The in-game music uses the same voice configuration but at a faster tempo with shorter ADSR release times, creating an urgency that matches the on-screen action. Hubbard noted in interviews that the march structure was deliberate - the game's military theme demanded something with a formal, European feel rather than the funk or jazz that was common in US-influenced C64 composition.

Sanxion

1986 · Thalamus · C64 ·

The Sanxion Loader is arguably the most celebrated single SID composition ever written. During the 30-40 seconds it takes to load the game from cassette, Hubbard delivers a piece of orchestral scope that defies the hardware's technical constraints: a dramatic build from silence, through swelling strings (achieved via detuned, phase-offset pulse voices), to a triumphant brass theme.

SID techniques used: The strings are produced by layering all three SID voices in unison at slightly different pitch registers - a technique called "detune stacking." The filter is set to band-pass mode during the string passage and swept to low-pass as the brass theme enters, creating the illusion of a crescendo. Hubbard uses ring modulation briefly during the transition - the SID's ring-mod capability produces a clangorous metallic overtone that emphasises the dramatic climax.

The title music (subtune 2) is equally impressive - a fast, complex melody with Baroque-influenced voice leading that showcases the SID's ability to produce perceptually independent voices even when all three channels are active.

Auf Wiedersehen Monty

1987 · Gremlin Graphics · C64 ·

Auf Wiedersehen Monty marked a shift in Hubbard's compositional approach - where Commando and Sanxion are heroic and dramatic, the AWM theme has a bittersweet, almost melancholic quality that perfectly matches the game's story of a mole trying to earn enough money to retire to Monté Carlo.

SID techniques used: The piece is built on a walking bassline in the sawtooth voice - a waveform that the SID produces naturally and that Hubbard exploits for its natural guitar-like attack. The melody uses vibrato via rapid pitch LFO cycling within the interrupt handler, a common technique of the era but executed here with exceptional subtlety. The harmony voice drops in and out across the arrangement, creating moments of tonal space that give the piece its emotional weight.

Knucklebusters

1987 · Mastertronic · C64 ·

Knucklebusters is often cited as the most technically demanding piece in Hubbard's C64 output. The title theme uses all three SID voices at near-maximum complexity simultaneously: a rapid arpeggiated chord pattern in voice 1, a moving bass line in voice 2, and a sustained melody with filter automation in voice 3.

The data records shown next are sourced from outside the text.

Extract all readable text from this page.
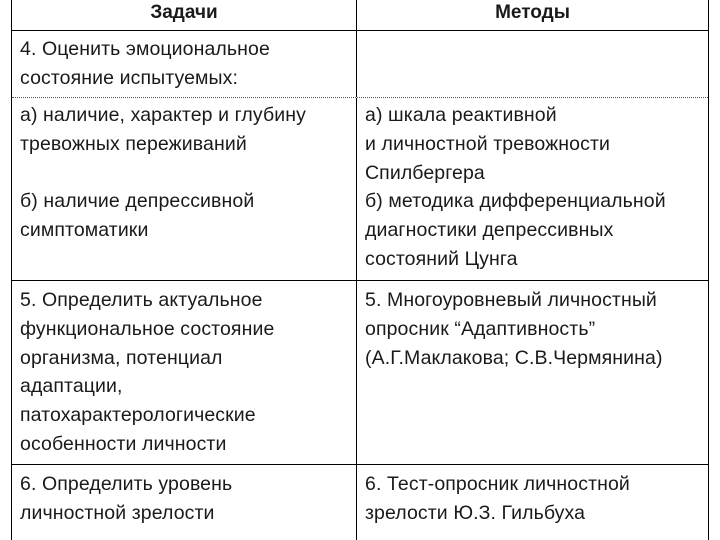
Задачи	Методы
4. Оценить эмоциональное
состояние испытуемых:
а) наличие, характер и глубину
тревожных переживаний

б) наличие депрессивной
симптоматики
а) шкала реактивной
и личностной тревожности
Спилбергера
б) методика дифференциальной
диагностики депрессивных
состояний Цунга
5. Определить актуальное
функциональное состояние
организма, потенциал
адаптации,
патохарактерологические
особенности личности
5. Многоуровневый личностный
опросник “Адаптивность”
(А.Г.Маклакова; С.В.Чермянина)
6. Определить уровень
личностной зрелости
6. Тест-опросник личностной
зрелости Ю.З. Гильбуха
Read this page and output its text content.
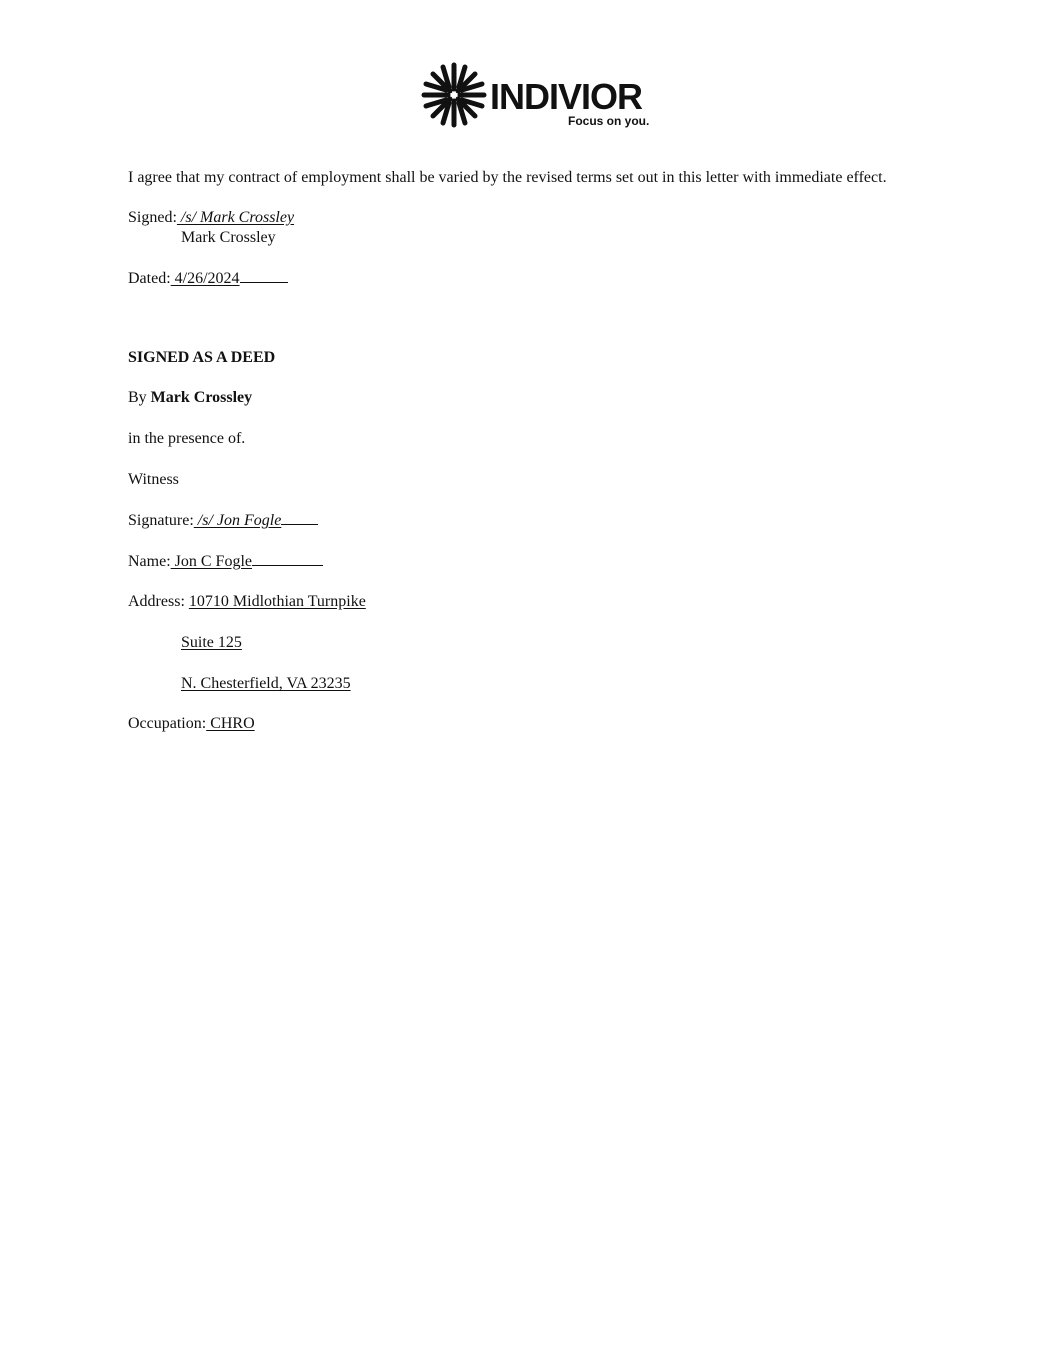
INDIVIOR
Focus on you.
I agree that my contract of employment shall be varied by the revised terms set out in this letter with immediate effect.
Signed: /s/ Mark Crossley
Mark Crossley
Dated: 4/26/2024
SIGNED AS A DEED
By Mark Crossley
in the presence of.
Witness
Signature: /s/ Jon Fogle
Name: Jon C Fogle
Address: 10710 Midlothian Turnpike
Suite 125
N. Chesterfield, VA 23235
Occupation: CHRO
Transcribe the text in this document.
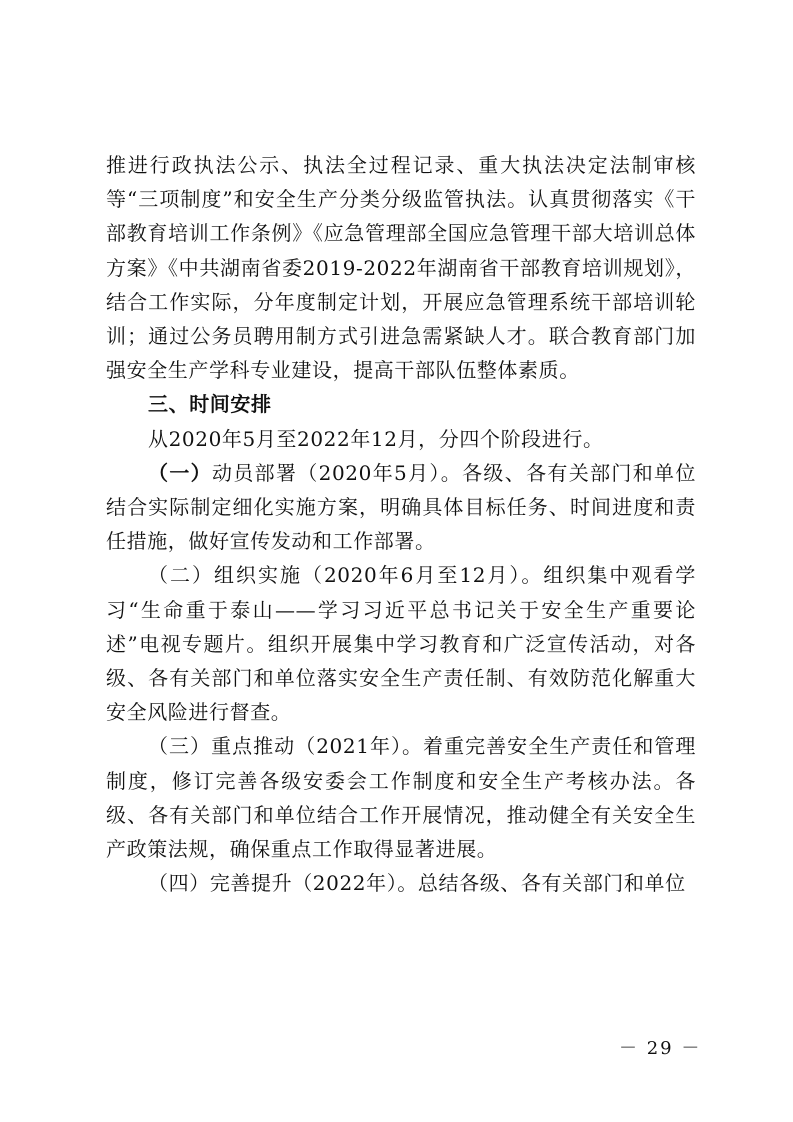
推进行政执法公示、执法全过程记录、重大执法决定法制审核等“三项制度”和安全生产分类分级监管执法。认真贯彻落实《干部教育培训工作条例》《应急管理部全国应急管理干部大培训总体方案》《中共湖南省委2019-2022年湖南省干部教育培训规划》，结合工作实际，分年度制定计划，开展应急管理系统干部培训轮训；通过公务员聘用制方式引进急需紧缺人才。联合教育部门加强安全生产学科专业建设，提高干部队伍整体素质。

三、时间安排

从2020年5月至2022年12月，分四个阶段进行。

（一）动员部署（2020年5月）。各级、各有关部门和单位结合实际制定细化实施方案，明确具体目标任务、时间进度和责任措施，做好宣传发动和工作部署。

（二）组织实施（2020年6月至12月）。组织集中观看学习“生命重于泰山——学习习近平总书记关于安全生产重要论述”电视专题片。组织开展集中学习教育和广泛宣传活动，对各级、各有关部门和单位落实安全生产责任制、有效防范化解重大安全风险进行督查。

（三）重点推动（2021年）。着重完善安全生产责任和管理制度，修订完善各级安委会工作制度和安全生产考核办法。各级、各有关部门和单位结合工作开展情况，推动健全有关安全生产政策法规，确保重点工作取得显著进展。

（四）完善提升（2022年）。总结各级、各有关部门和单位

－ 29 －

SID techniques used: The chord arpeggiation (playing the notes of a chord in rapid succession to imply full harmony) is a staple of C64 composition, but Hubbard's implementation here is unusually fast and musically logical - the pattern implies jazz-influenced chord extensions rather than simple triads. The filter sweeps on this piece are some of the most dramatic in his catalogue: a high-pass sweep from full to closed over four bars that strips the texture down to just the bass, then releases abruptly for maximum impact on the theme re-entry.

Delta

1987 · Thalamus · C64 ·

Delta closes Hubbard's most productive period with one of his most musically sophisticated compositions. The title theme is built on a repeating harmonic cycle that would not be out of place in a prog-rock arrangement - unusual time signature phrasing, complex inner voice movement, and a dynamic arc across its full length that suggests deliberate large-scale formal planning.

SID techniques used: Delta makes extensive use of the SID's sync modulation - synchronising one oscillator to another to create a forced timbre change - to produce a distinctive distorted-lead sound on the melody voice. The bass employs a triangle waveform for warmth rather than the sawtooth common in his earlier work, giving the piece a rounder, more contemplative quality. The in-game theme (subtune 2) is a separate, complete composition - rather than a simplified version of the title - that reinforces Delta's reputation as one of the most fully realised soundtracks of the C64 era.